During the last few years, I’ve grown more than ever. For some odd reason, I felt as it was start to share that knowledge with the world, so I made a list of the most important things I have discovered.

  1. Fall in love.

    If where you are living and what you are doing is not fully appreciated by you, such as people dressed differently and greeting you differently on the street, or the vibrantly red brick walls in that house you always pass on your way home, you’ll never be truly happy. Look out for the little things and allow yourself to fall in love, because soon they will be gone.


  2. Opening up to people is gold.

    With one of my close friends, Hannah Cho, in the rooftop of Bretagne Hotel in Athens.

    Not everyone is out to hurt you. You can laugh all you want with people, joke day and night, and spend countless hours, but unless they’ve seen the dark corners of your story and your life and still embrace you with warm hugs, your friendship might easily perish once it’s time to say goodbye. Learn how to trust people; trust me, its not that bad.

  3. Red scares the sh*t out of people.

    Wearing a red lipstick and red nail polish will make people act differently. Suddenly, your orders are processed faster, people listen more attentively, and your posture seems to become better for some strange reason. Red is good.

  4. Being scared is not good. It’s great!

    One of my close friends, Gawa Seldon, impressed me with all her bravery and courage when she, at the age of 18, learnt how to swim this summer.

    Unless you’re walking home alone at night, which typically is never good.
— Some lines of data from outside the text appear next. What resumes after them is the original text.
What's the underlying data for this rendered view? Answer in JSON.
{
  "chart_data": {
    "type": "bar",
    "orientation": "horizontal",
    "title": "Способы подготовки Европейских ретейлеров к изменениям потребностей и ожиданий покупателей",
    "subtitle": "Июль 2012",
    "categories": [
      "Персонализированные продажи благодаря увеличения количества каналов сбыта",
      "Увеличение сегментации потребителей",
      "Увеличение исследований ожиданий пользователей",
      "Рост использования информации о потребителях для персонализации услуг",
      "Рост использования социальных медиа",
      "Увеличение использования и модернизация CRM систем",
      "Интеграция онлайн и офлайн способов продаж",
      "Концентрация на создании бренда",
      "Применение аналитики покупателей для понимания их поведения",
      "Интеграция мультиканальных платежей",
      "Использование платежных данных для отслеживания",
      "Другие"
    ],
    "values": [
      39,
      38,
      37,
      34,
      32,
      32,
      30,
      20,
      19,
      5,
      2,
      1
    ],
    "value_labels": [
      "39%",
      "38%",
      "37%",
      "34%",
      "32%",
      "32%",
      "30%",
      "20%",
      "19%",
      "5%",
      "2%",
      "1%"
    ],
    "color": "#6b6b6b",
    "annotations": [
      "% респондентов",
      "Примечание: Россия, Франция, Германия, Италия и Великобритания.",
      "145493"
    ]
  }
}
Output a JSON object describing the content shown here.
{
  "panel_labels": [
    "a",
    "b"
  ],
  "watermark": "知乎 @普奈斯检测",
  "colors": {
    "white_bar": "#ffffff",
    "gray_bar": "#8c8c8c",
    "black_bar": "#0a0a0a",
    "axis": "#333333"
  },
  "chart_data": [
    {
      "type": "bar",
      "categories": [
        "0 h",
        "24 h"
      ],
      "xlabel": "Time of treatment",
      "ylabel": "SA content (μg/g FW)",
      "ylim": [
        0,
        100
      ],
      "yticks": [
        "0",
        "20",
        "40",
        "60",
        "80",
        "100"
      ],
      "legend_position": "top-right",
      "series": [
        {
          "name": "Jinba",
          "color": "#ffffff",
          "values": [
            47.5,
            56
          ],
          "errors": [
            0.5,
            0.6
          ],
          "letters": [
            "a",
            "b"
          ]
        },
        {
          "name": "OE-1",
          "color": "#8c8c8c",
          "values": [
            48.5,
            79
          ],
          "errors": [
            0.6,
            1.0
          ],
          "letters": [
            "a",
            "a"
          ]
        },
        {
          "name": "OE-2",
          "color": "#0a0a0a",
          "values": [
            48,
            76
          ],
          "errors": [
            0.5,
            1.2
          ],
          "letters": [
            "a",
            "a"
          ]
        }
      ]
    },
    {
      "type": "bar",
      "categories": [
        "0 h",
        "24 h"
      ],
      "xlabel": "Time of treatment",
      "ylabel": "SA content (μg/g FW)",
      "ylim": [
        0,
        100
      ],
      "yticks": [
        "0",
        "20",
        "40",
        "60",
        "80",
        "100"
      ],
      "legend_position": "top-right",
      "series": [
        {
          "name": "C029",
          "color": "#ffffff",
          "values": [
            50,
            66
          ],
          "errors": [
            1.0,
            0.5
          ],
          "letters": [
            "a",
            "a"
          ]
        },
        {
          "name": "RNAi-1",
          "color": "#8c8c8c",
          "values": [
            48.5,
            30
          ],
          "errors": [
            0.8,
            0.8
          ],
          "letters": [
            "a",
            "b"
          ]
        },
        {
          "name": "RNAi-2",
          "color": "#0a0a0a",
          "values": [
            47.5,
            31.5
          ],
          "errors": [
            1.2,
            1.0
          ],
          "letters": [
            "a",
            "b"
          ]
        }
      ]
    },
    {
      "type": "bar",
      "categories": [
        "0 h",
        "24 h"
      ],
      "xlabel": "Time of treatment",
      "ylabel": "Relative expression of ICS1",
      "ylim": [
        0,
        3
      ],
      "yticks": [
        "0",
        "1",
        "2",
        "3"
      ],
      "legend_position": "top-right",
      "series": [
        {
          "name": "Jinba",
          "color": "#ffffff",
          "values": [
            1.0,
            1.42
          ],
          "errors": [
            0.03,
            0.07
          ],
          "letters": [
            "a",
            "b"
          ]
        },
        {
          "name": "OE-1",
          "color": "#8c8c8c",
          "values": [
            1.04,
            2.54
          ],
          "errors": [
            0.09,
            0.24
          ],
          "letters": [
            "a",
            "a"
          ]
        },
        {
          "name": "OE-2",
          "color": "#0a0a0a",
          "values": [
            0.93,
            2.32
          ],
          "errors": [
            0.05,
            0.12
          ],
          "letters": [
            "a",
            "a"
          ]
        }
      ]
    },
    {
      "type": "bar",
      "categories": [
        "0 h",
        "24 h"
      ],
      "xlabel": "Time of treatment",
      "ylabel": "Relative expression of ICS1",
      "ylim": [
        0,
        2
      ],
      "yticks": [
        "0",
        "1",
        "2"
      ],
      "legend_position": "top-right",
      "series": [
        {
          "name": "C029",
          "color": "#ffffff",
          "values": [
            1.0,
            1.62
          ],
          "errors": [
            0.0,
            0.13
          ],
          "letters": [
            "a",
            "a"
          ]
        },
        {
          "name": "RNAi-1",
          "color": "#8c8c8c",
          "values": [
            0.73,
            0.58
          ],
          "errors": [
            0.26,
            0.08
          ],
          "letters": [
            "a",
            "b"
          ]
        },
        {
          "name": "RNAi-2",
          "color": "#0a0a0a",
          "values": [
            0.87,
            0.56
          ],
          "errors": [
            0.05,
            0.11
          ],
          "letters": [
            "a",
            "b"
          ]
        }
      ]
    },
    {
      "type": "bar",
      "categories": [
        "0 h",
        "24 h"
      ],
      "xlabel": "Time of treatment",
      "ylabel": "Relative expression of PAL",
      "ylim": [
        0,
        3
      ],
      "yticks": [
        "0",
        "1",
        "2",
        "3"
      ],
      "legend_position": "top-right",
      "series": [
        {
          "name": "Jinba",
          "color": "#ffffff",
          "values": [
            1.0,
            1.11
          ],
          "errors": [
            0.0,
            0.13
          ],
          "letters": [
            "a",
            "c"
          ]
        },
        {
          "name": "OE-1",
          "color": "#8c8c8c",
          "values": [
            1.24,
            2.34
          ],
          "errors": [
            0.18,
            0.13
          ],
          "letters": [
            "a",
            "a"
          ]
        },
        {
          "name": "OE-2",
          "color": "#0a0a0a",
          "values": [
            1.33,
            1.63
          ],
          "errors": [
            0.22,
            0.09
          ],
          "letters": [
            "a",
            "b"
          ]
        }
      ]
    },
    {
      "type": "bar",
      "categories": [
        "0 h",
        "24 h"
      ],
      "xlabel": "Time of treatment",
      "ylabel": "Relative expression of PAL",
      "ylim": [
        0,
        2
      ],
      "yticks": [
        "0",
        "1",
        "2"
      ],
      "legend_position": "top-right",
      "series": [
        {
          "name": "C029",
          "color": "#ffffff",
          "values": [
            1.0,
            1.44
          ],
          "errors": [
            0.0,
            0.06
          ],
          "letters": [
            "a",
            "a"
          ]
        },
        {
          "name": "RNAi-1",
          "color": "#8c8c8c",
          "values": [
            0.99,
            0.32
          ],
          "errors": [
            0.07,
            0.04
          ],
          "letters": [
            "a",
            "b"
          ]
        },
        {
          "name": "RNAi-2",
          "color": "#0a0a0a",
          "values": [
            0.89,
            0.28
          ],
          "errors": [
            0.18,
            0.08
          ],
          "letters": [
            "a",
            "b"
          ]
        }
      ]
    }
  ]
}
I was scared when I was 16 years old and leaving mom and dad to move to Argentina. I was scared holding presentations in class and jumping into new work experiences home and abroad that I didn’t believe I was classified for, but it worked and I grew immensely from those experiences. Being scared is good, because that’s what triggers the most growth.

  5.  Dry shampoo.

    Because life is sometimes really hectic.


  6.  If people don’t make you happy, leave.

    A group of crazy talented and unique individuals I had to fortune to travel the world with.

    Life is too short for bad friendships and relationships. You should bring out the best in everyone around you, and they should do the same (through encouragement for your successes or brutally honestly pointing out what you did wrong over laughter and coffee).

  7.  Do it with passion or not at all.

    It is ok to spend all your time with friends or to attend once-in-a-lifetime events, even if that means you have to stay up until 3am finishing up work that is due the next day. You only live once, you’re only young briefly. Make sure you make the most of it.

  8.  Coffee.

  9. Do something to empty your mind.

    Running and editing photos with a merciless carless state regarding late hours is how I empty mine, and I cannot imagine having remained sane until now without doing so.

  10. Smile.

    A smile opens up the entire world in just a few seconds, or at least the initiation to either a good conversation or a minor rejection. Smile.

  11. Be stupid; make mistakes!

    Only by my late teens did I realize that it is ok to be stupid, to make decisions you know you are going to regret in the future but at the moment is the only right thing. Because, stupidity, too, enables growth.